Em e-mail a CartaCapital, o diretor-executivo de Jornalismo do Grupo RBS, Marcelo Rech, afirmou que “as afirmações do governador não são diferentes de todos os seus antecessores até onde a memória alcança. É normal e até previsível que qualquer governante, de qualquer espectro político, se sinta injustiçado diante de uma cobertura jornalística independente.”
O diretor da RBS também afirmou que “a posição do grupo em relação a estes dois ex-comunicadores [Ana Amélia e Lasier Martins] é de absoluto distanciamento. A empresa não estimula de forma alguma candidaturas, mas não tem poder legal de impedir que comunicadores decidam se candidatar.”
Dutra, por sua vez, diz que irá defende a votação de um marco regulatório da mídia, projeto que revisaria as concessões das televisões e rádios no país. “Temos um problema sério no país para a consolidação da democracia, essa questão é um marco regulatório de empresas midiáticas.

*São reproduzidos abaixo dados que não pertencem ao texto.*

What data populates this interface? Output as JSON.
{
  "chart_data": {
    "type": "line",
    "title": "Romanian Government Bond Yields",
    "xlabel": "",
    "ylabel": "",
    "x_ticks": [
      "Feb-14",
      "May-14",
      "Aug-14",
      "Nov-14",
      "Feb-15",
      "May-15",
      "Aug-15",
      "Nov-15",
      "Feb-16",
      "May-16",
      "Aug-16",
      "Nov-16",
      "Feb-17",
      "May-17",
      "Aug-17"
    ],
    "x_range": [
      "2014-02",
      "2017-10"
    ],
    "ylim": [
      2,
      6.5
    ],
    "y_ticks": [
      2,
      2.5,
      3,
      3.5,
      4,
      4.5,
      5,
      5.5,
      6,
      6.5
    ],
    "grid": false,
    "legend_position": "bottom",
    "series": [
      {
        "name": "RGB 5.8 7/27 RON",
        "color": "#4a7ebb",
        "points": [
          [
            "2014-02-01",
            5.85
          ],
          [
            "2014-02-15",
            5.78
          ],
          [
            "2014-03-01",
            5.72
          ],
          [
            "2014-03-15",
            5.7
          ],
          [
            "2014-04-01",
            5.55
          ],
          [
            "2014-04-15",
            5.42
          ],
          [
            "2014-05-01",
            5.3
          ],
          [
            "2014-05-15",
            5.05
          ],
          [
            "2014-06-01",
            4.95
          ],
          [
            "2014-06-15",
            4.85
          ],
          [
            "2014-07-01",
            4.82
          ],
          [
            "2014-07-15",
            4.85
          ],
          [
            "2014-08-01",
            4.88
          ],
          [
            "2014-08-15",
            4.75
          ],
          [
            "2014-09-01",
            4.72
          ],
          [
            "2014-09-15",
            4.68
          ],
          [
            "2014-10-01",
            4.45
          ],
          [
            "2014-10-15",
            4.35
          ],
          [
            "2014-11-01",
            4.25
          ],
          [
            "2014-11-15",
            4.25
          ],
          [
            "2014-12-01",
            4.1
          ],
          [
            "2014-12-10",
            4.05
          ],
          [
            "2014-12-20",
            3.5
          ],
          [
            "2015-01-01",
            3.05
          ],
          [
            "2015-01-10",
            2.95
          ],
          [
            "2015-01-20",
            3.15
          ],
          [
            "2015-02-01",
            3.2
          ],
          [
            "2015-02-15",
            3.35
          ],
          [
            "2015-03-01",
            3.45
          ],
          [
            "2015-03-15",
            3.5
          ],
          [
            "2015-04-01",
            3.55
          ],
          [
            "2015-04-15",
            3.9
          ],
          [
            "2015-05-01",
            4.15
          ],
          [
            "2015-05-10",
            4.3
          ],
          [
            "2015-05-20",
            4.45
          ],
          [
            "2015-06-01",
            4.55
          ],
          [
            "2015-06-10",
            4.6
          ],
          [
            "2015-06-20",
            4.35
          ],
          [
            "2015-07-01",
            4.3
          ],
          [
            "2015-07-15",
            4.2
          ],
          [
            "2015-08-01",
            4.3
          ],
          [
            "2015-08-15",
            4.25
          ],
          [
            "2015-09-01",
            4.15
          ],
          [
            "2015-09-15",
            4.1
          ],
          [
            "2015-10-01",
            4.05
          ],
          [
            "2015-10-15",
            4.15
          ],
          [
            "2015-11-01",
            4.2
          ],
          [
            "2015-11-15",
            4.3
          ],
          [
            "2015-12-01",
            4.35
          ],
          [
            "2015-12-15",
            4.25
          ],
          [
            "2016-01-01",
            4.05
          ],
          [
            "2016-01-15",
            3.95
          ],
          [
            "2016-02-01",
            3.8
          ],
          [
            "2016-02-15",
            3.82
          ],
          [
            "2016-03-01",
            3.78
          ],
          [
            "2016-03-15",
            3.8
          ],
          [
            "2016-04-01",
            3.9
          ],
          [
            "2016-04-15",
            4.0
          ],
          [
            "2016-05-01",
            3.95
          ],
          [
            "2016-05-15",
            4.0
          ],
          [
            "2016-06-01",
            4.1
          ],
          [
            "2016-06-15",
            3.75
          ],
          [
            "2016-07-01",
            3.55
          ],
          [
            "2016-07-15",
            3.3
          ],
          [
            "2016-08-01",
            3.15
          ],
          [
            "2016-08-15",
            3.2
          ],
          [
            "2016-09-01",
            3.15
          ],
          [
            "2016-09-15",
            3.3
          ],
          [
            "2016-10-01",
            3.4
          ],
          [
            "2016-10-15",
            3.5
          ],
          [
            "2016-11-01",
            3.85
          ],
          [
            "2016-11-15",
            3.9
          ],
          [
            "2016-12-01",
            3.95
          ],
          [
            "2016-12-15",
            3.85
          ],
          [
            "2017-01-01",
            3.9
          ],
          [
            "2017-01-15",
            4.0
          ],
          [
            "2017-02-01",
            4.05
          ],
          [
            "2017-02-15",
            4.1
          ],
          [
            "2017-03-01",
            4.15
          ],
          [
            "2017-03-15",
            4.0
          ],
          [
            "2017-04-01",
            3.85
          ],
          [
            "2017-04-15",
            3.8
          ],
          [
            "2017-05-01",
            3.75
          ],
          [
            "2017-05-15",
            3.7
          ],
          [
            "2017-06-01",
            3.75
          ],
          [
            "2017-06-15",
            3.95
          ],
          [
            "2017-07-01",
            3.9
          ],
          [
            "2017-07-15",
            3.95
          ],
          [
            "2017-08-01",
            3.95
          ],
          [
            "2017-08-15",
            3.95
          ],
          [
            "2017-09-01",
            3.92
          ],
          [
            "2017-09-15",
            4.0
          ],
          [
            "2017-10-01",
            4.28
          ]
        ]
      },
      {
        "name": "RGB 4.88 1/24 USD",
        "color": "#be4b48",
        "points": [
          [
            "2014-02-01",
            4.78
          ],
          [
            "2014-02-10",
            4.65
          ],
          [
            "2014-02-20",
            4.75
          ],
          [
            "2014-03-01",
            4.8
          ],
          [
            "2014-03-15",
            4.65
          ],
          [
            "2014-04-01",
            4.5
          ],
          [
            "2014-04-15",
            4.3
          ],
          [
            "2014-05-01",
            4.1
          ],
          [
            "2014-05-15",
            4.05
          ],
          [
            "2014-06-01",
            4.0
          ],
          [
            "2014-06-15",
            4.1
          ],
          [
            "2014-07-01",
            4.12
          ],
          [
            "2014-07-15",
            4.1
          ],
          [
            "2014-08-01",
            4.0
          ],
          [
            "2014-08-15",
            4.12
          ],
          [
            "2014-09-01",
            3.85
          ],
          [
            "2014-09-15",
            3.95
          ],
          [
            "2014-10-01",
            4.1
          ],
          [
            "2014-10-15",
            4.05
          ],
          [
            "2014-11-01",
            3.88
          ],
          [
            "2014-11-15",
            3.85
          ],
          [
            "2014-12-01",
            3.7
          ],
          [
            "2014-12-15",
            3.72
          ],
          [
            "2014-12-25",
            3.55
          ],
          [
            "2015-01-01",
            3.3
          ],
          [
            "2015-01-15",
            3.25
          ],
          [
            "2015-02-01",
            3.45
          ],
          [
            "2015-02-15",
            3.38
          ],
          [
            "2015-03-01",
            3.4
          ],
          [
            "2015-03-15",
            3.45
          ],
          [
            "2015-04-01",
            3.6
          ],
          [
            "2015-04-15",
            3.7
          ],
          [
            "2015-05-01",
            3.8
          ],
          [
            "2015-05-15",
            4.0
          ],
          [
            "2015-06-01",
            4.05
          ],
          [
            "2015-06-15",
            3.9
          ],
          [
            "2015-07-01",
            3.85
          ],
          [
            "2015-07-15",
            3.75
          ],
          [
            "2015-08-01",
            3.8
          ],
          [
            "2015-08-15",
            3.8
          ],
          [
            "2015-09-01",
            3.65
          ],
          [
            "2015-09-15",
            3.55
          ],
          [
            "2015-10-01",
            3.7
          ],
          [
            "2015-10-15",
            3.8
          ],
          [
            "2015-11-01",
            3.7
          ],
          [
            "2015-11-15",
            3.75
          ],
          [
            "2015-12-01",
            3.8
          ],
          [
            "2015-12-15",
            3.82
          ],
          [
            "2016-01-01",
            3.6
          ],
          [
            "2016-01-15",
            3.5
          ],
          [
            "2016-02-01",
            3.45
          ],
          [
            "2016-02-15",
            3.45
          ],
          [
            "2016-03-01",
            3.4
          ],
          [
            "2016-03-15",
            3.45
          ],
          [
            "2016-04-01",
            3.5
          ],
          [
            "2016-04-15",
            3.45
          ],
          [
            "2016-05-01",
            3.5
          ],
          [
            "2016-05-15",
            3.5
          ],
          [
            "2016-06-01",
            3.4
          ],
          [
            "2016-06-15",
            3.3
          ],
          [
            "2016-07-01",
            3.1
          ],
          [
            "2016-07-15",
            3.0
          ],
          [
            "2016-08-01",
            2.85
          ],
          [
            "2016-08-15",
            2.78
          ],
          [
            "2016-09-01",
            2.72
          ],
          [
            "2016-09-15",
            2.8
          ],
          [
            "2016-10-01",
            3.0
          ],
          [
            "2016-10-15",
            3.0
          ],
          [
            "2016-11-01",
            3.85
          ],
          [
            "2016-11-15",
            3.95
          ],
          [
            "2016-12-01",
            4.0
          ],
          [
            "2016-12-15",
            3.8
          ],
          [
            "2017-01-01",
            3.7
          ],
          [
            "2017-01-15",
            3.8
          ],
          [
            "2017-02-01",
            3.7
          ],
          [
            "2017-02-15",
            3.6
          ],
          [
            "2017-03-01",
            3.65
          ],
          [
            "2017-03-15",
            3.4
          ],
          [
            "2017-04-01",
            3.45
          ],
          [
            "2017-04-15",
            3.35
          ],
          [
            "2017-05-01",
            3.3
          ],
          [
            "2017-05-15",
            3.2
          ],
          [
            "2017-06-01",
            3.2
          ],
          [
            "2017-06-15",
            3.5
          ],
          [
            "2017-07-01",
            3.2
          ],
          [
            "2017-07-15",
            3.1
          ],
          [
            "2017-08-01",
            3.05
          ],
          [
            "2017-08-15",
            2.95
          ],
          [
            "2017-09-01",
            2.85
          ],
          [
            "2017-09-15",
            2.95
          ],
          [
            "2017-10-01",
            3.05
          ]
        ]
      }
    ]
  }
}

Não estamos falando da liberdade de imprensa e expressão, mas de como se montam grupos que monopolizam regionalmente a produção da notícia, se considerando fonte da notícia,” diz Dutra.
A proposta, porém, foi retirada do programa de Dilma Rousseff antes de ser apresentada, graças a criticas feitas por veículos de imprensa. Por enquanto, o oligopólio criticado por Tarso e Dutra não tem perspectiva de ser revisto.